Tanta culpa na porra da minha garganta, nos meus dedos fracos, na minha língua seca... e tanta raiva debaixo das minhas unhas, nas pontas dos meus cílios... eu era movido apenas por isso. O único lugar bom dentro de mim, livre de tempestades era meu peito, e esse mérito era de Lydia.

Mesmo que eu também precisasse lidar com o medo de perde-la e a raiva por ver um fio de sangue em seu rosto, no fundo, meu coração estava calmo com ela.

Eu chutei a porta de madeira velha e com o oxigênio dando voltas em meus pulmões, caminhamos para dentro da sala. A raiva penetrou minhas entranhas com tanta força que senti uma vertigem me tomar. Antes que eu pudesse decifrar toda a cena que meus olhos captaram, segurei meu primeiro impulso de disparar o gatilho.

Apertei meus dentes e engoli seco, examinando a forma que algum susto de surpresa passou pelo rosto de Foster. Meu rancor confrontou meu medo, mas tudo dentro de mim morreu quando, ao abaixar os olhos, meu coração se comprimiu com dor. Uma dor que eu nunca senti antes.
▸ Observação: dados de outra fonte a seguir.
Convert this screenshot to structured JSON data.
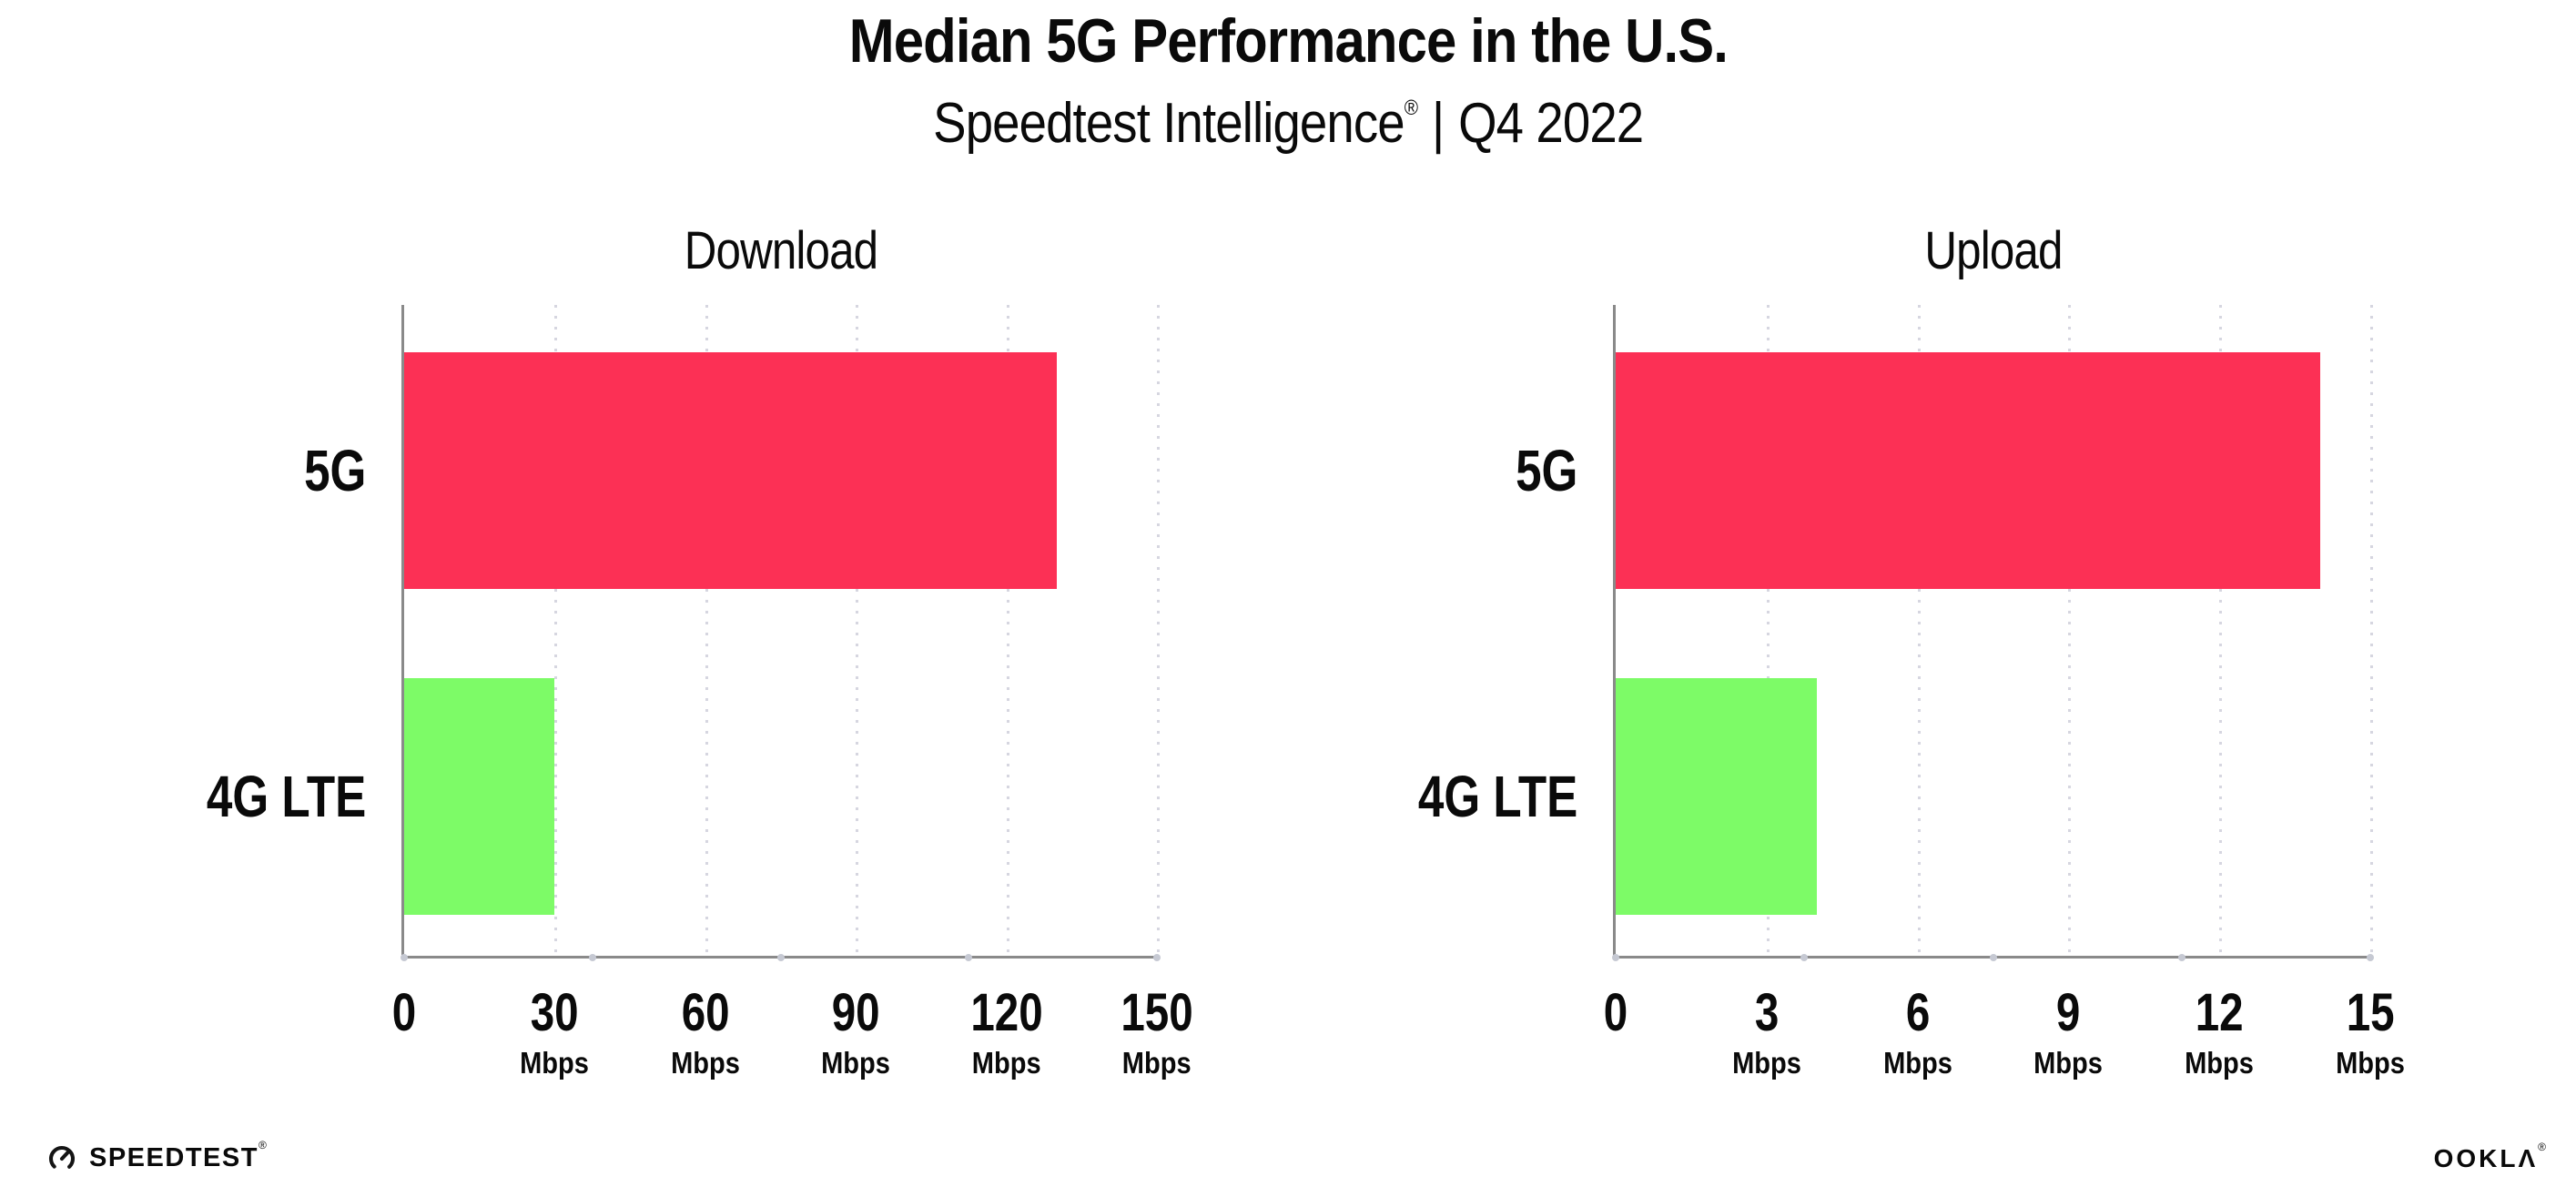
{
  "header": {
    "title": "Median 5G Performance in the U.S.",
    "subtitle_brand": "Speedtest Intelligence",
    "subtitle_reg": "®",
    "subtitle_sep": "|",
    "subtitle_period": "Q4 2022"
  },
  "colors": {
    "bar_5g": "#FC3055",
    "bar_4g_lte": "#7DFB67",
    "axis": "#8a8a8a",
    "gridline": "#d6d6e0",
    "text": "#0a0a0a"
  },
  "chart_data": [
    {
      "type": "bar",
      "orientation": "horizontal",
      "title": "Download",
      "categories": [
        "5G",
        "4G LTE"
      ],
      "values": [
        130,
        30
      ],
      "unit": "Mbps",
      "xlim": [
        0,
        150
      ],
      "grid": "vertical-dotted",
      "bar_colors": [
        "#FC3055",
        "#7DFB67"
      ],
      "xticks": [
        {
          "label": "0",
          "unit": ""
        },
        {
          "label": "30",
          "unit": "Mbps"
        },
        {
          "label": "60",
          "unit": "Mbps"
        },
        {
          "label": "90",
          "unit": "Mbps"
        },
        {
          "label": "120",
          "unit": "Mbps"
        },
        {
          "label": "150",
          "unit": "Mbps"
        }
      ]
    },
    {
      "type": "bar",
      "orientation": "horizontal",
      "title": "Upload",
      "categories": [
        "5G",
        "4G LTE"
      ],
      "values": [
        14,
        4
      ],
      "unit": "Mbps",
      "xlim": [
        0,
        15
      ],
      "grid": "vertical-dotted",
      "bar_colors": [
        "#FC3055",
        "#7DFB67"
      ],
      "xticks": [
        {
          "label": "0",
          "unit": ""
        },
        {
          "label": "3",
          "unit": "Mbps"
        },
        {
          "label": "6",
          "unit": "Mbps"
        },
        {
          "label": "9",
          "unit": "Mbps"
        },
        {
          "label": "12",
          "unit": "Mbps"
        },
        {
          "label": "15",
          "unit": "Mbps"
        }
      ]
    }
  ],
  "footer": {
    "speedtest_label": "SPEEDTEST",
    "speedtest_mark": "®",
    "ookla_label": "OOKLΛ",
    "ookla_mark": "®"
  }
}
Escutei armas se levantarem em nossa direção, vindas dos dois capangas que enxerguei pela visão periférica, posicionados há alguns metros perto de uma mesa suja e com a madeira corroída por cupins, porém, não consegui prestar atenção.
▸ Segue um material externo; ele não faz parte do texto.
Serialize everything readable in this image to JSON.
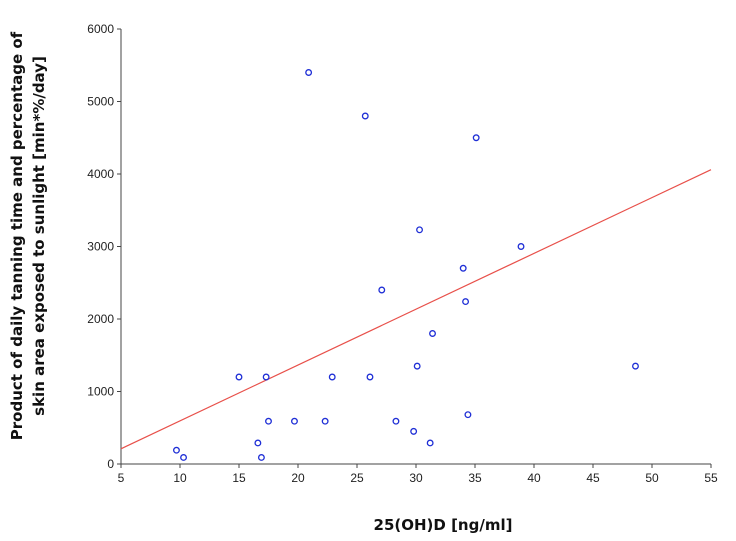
{
  "chart_data": {
    "type": "scatter",
    "xlabel": "25(OH)D [ng/ml]",
    "ylabel_line1": "Product of daily tanning time and percentage of",
    "ylabel_line2": "skin area exposed to sunlight [min*%/day]",
    "xlim": [
      5,
      55
    ],
    "ylim": [
      0,
      6000
    ],
    "xticks": [
      5,
      10,
      15,
      20,
      25,
      30,
      35,
      40,
      45,
      50,
      55
    ],
    "yticks": [
      0,
      1000,
      2000,
      3000,
      4000,
      5000,
      6000
    ],
    "grid": false,
    "points": [
      {
        "x": 9.7,
        "y": 190
      },
      {
        "x": 10.3,
        "y": 90
      },
      {
        "x": 15.0,
        "y": 1200
      },
      {
        "x": 16.6,
        "y": 290
      },
      {
        "x": 16.9,
        "y": 90
      },
      {
        "x": 17.3,
        "y": 1200
      },
      {
        "x": 17.5,
        "y": 590
      },
      {
        "x": 19.7,
        "y": 590
      },
      {
        "x": 20.9,
        "y": 5400
      },
      {
        "x": 22.3,
        "y": 590
      },
      {
        "x": 22.9,
        "y": 1200
      },
      {
        "x": 25.7,
        "y": 4800
      },
      {
        "x": 26.1,
        "y": 1200
      },
      {
        "x": 27.1,
        "y": 2400
      },
      {
        "x": 28.3,
        "y": 590
      },
      {
        "x": 29.8,
        "y": 450
      },
      {
        "x": 30.1,
        "y": 1350
      },
      {
        "x": 30.3,
        "y": 3230
      },
      {
        "x": 31.2,
        "y": 290
      },
      {
        "x": 31.4,
        "y": 1800
      },
      {
        "x": 34.0,
        "y": 2700
      },
      {
        "x": 34.2,
        "y": 2240
      },
      {
        "x": 34.4,
        "y": 680
      },
      {
        "x": 35.1,
        "y": 4500
      },
      {
        "x": 38.9,
        "y": 3000
      },
      {
        "x": 48.6,
        "y": 1350
      }
    ],
    "trend_line": {
      "x": [
        5,
        55
      ],
      "y": [
        210,
        4060
      ]
    },
    "colors": {
      "points": "#1f2fd6",
      "trend_line": "#e8504a",
      "axis": "#444444"
    }
  }
}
Minhas mãos ameaçaram largar a arma quando, aos poucos, assimilei como o sangue em sua pele pareceu arder diretamente dentro de mim. Eu não rejeitei o sentimento. Talvez eu devesse, mas já era tarde demais para fingir que não me importava.

Os olhos escuros de minha mãe se arregalaram para mim. Ela estava sentada, os pulsos amarrados por cordas nos braços da cadeira que a colocaram. Não estava amordaçada, mas eu não pensei que ela pudesse falar. Uma de suas bochechas havia ganhado uma marca roxa/amarelada, provavelmente de um soco. Suas roupas estavam amassadas e o terror nivelado em seu rosto só conseguiu fazer ainda mais raiva se acumular em meus ossos. Por um momento, acreditei que pudesse dobrar ao meio.